ウクライナから避難の親子3人 大阪・八尾で新生活

新生活に臨むオレイニクさん親子3人。大松桂右市長から河内木綿などの名産品を受けた=大阪府八尾市役所
新生活に臨むオレイニクさん親子3人。大松桂右市長から河内木綿などの名産品を受けた=大阪府八尾市役所

ロシアの軍事侵攻を受け、4月上旬に来日したウクライナ避難民のナタリア・オレイニクさん(49)ら親子3人が22日、一時滞在先だった大阪市内のホテルから大阪府八尾市にある民間の賃貸住宅へ引っ越した。23日には市役所で住民登録などの手続きを済ませ、〝新天地〟での生活をスタートさせた。

八尾市や日本ウクライナ文化交流協会(同市)によると、同国南部のオデッサに住んでいた3人は奈良県在住の知人らを頼って来日。約1カ月半、日本語の勉強などをしてきた。

親子3人が八尾市へ移り住んだのは、市内の40代男性から同協会へ「避難民の支援をしたい」との申し出がきっかけ。賃貸住宅の一室を約1年間、無償で利用できることになったうえ、府内の他団体を含め、生活に必要な家電製品の提供もあり、引っ越しをした。

23日に市役所を訪れた親子3人は、大松桂右(けいすけ)市長から「市民は心の温かい人ばかり。安心して暮らしてください」と歓迎の言葉があり、ナタリアさんが涙ぐむ場面も。「(日本人に)助けられるだけでなく、私ができることから八尾の助けになることをしたい」とナタリアさんは応じた。この後、住民登録や支援一時金の申請を行った。

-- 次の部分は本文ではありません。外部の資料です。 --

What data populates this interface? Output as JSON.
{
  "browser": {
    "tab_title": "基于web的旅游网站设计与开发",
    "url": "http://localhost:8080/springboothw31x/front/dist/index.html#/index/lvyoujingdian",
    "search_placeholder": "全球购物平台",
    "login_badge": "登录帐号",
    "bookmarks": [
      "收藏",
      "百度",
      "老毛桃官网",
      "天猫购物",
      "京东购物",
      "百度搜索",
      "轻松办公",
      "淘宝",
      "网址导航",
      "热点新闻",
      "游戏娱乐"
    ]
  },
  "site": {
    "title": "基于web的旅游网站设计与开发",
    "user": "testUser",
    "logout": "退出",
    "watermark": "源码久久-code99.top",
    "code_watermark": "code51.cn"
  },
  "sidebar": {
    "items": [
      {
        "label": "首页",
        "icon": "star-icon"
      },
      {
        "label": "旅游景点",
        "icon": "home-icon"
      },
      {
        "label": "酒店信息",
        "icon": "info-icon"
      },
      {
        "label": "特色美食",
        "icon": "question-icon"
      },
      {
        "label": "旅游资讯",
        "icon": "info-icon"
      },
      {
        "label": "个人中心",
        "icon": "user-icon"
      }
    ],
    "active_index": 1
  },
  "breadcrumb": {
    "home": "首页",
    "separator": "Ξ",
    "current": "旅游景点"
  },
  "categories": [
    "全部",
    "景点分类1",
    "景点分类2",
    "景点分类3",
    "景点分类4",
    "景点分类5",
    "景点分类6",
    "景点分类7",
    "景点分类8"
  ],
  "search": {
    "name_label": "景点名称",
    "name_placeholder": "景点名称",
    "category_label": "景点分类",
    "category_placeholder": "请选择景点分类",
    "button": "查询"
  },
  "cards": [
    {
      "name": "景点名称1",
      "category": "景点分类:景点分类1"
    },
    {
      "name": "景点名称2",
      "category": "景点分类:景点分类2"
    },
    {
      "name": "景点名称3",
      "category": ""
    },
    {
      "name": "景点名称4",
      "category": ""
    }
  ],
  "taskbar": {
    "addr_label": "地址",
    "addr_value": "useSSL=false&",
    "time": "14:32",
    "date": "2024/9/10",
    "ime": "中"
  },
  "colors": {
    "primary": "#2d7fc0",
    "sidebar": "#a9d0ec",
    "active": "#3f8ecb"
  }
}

祖国で行政職員だったというナタリアさんは「ワンストップ(一つの窓口)で行政手続きができて、ウクライナでも導入したほうがよい」と参考になった様子。市などによると、長男のマクシムさん(16)は同市内の府立高校、長女のダリナさん(13)は市立中学へそれぞれ編入し、通学する方向で調整中としている。